В один момент, когда на кону стояла громадная сумма, мое кольцо блеснуло красным. Я почувствовал, как мурашки бегут по моей спине. Я проваливался в яму, и это был последний шанс, уже и не знаю, какой наркотик она мне тогда подсыпала, но мне казалось, что все стены вокруг были покрыты чем-то мерзким, как будто кусочками человеческой кожи. С потолка по стенам стекали вниз струйки какой-то липкой жидкости. Это был самый жуткий кошмар в моей жизни. Из-под стола мои ноги обвили какие-то щупальца, а в её глазах горел красный огонь. Тогда я все понял, но было уже слишком поздно, я кинул взгляд на мое кольцо, и на долю секунды на одной из граней красного камня я увидел, как она смеется надо мной. В тот момент до меня наконец дошло, что в этой игре смерть была еще не самым страшным, что могло со мной случиться!

Со всего размаху я кинул в нее первым, что попалось мне под руку, — полным стаканом горячего чая. Она упала на койку, и что-то противное полилось из-под неё на пол, я так сильно дернул ручку, что чуть не сорвал дверь, вырвался из купе и побежал к выходу из вагона. Я слышал её голос, и я чувствовал, что она рядом. Когда я был уже в тамбуре, я попытался снять это проклятое кольцо, но оно как будто вросло в мой палец. Я приложил палец к косяку двери и со всего размаху хлопнул дверью. От боли мне стало так плохо, что я чуть не упал. Открыв двери, я выпрыгнул с идущего поезда в высокий камыш.
 

Поезд монотонно, как маятник, стучал колесами. Дед вернулся с двумя стаканами чая и сел напротив меня. На секунду я захотел вырваться из своего тела, из этого вонючего вагона, выпрыгнуть на полном ходу из окна и пропасть в бесконечной темноте черных лесов. В этот момент мимо нашего поезда пронесся встречный, и они вместе сотворили такой чудовищный гул, что внутри что-то сжалось, где-то вдалеке послышались грязные маты, закричал ребенок. Лампы, дающие и без того тусклый свет, начали барахлить и мигать, мой странный  попутчик сидел в полутьме и, кажется, улыбался.
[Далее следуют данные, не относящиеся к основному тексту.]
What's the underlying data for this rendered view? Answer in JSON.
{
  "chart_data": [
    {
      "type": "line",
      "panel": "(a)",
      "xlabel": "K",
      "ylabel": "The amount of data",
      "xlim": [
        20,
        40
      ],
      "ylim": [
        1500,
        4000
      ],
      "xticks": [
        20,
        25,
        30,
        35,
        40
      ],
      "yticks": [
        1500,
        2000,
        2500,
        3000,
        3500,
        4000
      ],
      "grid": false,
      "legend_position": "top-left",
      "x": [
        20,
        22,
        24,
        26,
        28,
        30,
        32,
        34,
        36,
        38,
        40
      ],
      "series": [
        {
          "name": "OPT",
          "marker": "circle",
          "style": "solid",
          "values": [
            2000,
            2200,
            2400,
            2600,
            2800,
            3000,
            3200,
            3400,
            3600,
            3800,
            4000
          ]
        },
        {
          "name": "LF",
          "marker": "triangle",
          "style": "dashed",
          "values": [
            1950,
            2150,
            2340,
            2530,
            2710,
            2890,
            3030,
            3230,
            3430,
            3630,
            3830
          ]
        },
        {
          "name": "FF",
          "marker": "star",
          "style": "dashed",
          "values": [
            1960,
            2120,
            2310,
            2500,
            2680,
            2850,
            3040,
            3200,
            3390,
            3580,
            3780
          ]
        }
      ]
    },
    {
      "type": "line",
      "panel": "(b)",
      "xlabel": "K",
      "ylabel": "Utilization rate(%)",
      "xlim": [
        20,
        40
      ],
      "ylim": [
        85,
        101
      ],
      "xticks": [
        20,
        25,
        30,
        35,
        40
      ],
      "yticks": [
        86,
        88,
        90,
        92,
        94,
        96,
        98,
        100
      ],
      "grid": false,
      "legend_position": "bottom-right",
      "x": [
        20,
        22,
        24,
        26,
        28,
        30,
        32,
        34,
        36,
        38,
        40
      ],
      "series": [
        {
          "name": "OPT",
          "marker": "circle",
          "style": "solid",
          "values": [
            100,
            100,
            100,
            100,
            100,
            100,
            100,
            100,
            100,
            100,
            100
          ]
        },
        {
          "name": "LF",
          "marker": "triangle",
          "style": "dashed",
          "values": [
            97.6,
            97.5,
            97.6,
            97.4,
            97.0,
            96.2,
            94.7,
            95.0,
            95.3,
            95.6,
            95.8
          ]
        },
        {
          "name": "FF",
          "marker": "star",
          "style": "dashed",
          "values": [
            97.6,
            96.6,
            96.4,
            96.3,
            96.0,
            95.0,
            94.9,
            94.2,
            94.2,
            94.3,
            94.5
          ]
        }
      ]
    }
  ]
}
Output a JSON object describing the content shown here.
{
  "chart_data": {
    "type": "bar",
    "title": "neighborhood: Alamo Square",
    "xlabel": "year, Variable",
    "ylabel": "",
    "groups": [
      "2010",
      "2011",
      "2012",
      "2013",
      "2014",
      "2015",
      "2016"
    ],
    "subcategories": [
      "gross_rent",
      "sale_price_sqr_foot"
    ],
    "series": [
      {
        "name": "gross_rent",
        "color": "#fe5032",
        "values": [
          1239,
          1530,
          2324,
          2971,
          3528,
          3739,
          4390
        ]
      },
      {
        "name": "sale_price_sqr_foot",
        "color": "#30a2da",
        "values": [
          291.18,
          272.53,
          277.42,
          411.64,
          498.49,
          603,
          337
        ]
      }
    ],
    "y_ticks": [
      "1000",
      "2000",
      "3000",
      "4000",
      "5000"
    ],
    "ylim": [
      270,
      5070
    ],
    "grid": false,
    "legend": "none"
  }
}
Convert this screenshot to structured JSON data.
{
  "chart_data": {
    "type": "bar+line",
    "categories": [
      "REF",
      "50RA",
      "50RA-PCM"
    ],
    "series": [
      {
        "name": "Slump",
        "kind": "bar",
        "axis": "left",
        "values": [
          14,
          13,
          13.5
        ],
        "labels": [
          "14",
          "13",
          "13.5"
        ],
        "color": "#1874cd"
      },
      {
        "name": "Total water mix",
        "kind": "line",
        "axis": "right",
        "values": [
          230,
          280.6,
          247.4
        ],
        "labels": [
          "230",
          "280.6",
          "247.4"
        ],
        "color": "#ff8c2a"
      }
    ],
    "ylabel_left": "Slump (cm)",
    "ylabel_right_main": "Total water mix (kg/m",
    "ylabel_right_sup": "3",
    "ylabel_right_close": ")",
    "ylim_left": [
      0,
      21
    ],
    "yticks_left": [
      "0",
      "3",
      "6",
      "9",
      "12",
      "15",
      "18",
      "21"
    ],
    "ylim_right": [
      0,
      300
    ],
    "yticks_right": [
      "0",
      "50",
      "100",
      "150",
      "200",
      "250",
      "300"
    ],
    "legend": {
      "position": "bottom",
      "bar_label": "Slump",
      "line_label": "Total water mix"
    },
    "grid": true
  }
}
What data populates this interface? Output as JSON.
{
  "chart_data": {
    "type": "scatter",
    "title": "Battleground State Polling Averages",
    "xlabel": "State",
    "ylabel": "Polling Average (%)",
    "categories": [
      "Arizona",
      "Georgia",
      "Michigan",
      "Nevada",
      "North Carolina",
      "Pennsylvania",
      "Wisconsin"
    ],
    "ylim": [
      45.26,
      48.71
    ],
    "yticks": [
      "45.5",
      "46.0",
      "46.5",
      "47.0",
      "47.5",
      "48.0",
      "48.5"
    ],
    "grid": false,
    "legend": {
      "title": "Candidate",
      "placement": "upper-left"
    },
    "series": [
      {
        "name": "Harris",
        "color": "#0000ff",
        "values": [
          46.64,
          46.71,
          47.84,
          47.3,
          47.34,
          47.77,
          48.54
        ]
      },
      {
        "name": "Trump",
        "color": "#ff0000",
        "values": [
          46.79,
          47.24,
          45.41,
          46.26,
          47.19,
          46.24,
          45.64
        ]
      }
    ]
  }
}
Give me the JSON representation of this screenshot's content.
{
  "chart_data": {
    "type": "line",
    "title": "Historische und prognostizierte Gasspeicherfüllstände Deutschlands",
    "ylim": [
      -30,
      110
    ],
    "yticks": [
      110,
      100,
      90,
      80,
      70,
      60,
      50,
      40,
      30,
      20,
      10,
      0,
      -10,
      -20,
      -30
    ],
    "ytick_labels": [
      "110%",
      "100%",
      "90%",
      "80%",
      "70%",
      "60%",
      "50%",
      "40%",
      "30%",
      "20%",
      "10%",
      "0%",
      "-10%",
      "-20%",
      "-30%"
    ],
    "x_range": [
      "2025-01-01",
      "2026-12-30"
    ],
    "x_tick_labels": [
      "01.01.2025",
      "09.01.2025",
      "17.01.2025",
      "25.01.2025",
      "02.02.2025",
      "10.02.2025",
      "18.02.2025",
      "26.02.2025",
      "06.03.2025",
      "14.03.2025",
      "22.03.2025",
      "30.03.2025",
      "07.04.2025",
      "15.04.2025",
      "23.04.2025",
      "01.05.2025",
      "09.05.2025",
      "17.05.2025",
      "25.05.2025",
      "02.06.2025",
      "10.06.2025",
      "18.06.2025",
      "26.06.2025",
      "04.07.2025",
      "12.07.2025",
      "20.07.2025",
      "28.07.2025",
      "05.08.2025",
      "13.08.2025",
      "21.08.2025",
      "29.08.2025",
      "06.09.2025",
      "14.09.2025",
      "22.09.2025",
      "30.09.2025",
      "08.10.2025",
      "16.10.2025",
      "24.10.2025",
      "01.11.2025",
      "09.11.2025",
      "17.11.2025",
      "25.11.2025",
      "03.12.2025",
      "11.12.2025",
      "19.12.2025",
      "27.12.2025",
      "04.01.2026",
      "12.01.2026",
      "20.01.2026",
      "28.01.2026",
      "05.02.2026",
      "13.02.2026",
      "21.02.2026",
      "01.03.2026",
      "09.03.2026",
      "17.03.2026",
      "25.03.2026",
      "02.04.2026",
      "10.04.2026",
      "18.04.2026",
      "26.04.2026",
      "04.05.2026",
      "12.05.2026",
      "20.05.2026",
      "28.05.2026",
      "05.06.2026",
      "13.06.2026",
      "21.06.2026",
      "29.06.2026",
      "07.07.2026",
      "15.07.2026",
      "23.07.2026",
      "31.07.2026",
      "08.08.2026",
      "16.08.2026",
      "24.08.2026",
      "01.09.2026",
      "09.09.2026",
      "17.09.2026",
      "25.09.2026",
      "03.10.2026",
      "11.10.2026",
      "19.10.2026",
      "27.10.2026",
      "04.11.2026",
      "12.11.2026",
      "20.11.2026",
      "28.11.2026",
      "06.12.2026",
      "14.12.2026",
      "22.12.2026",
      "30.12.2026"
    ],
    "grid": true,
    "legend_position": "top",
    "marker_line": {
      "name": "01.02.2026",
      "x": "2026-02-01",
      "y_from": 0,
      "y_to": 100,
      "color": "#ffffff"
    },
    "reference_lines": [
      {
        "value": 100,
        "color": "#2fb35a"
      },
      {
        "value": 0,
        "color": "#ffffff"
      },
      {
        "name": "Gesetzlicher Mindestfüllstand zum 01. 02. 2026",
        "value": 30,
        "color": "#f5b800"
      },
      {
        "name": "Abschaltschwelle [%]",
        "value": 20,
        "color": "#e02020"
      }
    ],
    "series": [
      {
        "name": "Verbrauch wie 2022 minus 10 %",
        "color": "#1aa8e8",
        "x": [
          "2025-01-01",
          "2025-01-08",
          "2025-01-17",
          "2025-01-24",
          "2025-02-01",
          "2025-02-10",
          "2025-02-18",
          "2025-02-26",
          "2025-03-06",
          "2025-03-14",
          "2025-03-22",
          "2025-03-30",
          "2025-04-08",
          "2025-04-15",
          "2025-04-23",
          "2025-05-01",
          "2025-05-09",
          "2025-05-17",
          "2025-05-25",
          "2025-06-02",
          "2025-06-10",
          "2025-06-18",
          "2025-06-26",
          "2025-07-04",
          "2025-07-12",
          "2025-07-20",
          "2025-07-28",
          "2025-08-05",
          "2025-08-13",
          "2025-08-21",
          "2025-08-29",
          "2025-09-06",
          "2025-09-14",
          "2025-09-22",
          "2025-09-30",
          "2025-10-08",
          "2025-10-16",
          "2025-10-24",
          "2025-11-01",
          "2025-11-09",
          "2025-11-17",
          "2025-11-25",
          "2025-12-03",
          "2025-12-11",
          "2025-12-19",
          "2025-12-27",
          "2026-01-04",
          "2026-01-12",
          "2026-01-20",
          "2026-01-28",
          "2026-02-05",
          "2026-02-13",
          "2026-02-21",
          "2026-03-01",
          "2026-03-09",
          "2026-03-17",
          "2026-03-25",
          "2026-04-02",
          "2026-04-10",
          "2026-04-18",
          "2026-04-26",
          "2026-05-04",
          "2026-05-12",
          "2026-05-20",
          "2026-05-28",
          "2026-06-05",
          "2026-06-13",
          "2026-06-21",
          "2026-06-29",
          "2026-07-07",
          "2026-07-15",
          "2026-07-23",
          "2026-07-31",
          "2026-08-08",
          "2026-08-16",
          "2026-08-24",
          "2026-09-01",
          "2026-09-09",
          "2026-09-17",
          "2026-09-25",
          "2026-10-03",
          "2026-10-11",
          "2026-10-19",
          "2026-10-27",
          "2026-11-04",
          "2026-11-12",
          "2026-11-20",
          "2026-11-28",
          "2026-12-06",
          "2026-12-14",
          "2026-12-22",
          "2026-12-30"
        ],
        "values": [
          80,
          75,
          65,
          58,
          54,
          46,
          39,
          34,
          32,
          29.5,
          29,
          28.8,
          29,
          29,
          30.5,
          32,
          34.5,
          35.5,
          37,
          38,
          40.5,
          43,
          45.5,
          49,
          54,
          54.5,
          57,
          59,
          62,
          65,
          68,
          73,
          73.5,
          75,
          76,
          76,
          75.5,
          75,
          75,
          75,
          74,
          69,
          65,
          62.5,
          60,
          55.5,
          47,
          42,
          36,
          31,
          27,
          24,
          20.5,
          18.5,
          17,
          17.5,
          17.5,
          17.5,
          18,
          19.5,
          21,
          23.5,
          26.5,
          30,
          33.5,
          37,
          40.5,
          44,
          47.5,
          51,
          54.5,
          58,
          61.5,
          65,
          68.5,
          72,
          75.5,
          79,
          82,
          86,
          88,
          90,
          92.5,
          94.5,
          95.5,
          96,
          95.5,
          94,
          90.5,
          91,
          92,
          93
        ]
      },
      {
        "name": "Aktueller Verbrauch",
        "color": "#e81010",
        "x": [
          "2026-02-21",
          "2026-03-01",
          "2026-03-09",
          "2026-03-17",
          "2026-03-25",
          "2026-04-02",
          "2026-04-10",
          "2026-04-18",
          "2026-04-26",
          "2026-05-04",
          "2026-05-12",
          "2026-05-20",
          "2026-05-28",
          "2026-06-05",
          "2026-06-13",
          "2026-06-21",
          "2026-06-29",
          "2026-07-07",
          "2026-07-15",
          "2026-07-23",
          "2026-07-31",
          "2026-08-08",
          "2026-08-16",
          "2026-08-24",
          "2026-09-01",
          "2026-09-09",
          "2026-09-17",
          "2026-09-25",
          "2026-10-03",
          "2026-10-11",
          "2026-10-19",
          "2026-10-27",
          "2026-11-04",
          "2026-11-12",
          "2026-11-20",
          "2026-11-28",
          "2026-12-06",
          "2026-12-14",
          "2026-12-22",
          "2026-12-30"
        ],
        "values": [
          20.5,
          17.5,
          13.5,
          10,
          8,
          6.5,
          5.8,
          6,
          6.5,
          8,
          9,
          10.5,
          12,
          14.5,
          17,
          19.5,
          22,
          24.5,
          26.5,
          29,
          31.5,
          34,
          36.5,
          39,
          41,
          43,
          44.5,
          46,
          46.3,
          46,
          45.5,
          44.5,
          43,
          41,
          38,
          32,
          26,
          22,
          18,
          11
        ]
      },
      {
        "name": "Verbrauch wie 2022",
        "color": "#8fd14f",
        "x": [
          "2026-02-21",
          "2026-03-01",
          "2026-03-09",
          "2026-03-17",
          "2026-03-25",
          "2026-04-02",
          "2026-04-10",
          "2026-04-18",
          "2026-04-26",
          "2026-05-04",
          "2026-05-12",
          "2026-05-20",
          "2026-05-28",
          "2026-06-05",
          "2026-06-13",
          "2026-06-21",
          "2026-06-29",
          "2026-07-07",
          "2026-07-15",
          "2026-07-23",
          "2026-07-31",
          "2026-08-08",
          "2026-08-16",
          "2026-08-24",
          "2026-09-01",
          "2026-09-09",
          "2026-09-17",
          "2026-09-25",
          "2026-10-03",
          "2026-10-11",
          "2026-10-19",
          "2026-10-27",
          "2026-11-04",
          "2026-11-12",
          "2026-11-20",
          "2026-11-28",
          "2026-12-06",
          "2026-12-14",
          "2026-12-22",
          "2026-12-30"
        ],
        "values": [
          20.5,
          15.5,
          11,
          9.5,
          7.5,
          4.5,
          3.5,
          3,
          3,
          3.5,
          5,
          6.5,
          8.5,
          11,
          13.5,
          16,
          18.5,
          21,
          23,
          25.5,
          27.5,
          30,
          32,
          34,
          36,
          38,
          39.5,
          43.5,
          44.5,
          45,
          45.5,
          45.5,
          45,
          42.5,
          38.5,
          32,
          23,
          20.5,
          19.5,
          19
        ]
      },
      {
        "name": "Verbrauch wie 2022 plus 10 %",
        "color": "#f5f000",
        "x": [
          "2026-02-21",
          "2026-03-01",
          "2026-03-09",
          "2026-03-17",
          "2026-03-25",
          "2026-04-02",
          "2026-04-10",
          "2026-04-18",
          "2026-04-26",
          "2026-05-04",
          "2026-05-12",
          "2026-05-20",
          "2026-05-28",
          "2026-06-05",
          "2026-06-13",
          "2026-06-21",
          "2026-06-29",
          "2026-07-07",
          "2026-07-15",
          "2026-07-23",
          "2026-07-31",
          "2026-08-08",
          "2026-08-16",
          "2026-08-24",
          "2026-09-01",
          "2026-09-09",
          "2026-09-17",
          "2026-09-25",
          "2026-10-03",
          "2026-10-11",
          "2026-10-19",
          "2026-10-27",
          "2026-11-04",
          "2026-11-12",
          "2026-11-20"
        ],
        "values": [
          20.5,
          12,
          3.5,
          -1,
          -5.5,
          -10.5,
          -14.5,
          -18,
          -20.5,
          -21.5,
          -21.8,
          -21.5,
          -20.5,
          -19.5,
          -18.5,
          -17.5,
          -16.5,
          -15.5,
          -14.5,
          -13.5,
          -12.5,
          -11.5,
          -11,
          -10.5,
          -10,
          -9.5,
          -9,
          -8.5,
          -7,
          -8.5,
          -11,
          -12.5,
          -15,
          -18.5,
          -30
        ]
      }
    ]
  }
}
Уф-ф, вот ведь как бывает, сынок. Я в свое время наездил по железке немало. Катался взад-вперед уже и не помню зачем.  Но поезд, даже такой ветхий как этот, для меня словно дом родной. (Старик подлил в чай какой-то жидкости из пластиковой бутылки и, шумно прихлебывая, отпил добрый глоток)  Слышишь этот тудуф-тудуф? Это для меня словно птички поют, мама колыбельную читает... Хотя бывает, конечно, и скрипит так ужасно, особливо когда поворачивает железка или вот когда поезда навстречу друг дружке выезжают, ужас просто.

Иногда бывает и страшнее того, вроде бы едешь себе и едешь, ночь поздняя, тихо так и спят все, а слышно только стук колес, храп кое-где. А ты сел недавно, еще не заснул, да думаешь о своем, о малом. И тут, непонятно откуда, такой жуткий гул начинает тянуть, негромко так, как сквозняк из щели. Знаешь, так, как будто зверь какой воет от боли и отчаянья перед смертью страшной, аж дрожь  пробирает. Мне один проводник говорил, что, мол, когда состав тормозит, такое бывает, если полотно рельсовое старое, оно такой звук издает. На некоторых перегонах, рельсы так воют, что там всякие молодые да пугливые за валерьянку хватаются или за бутылку. Уж больно стонет страшно.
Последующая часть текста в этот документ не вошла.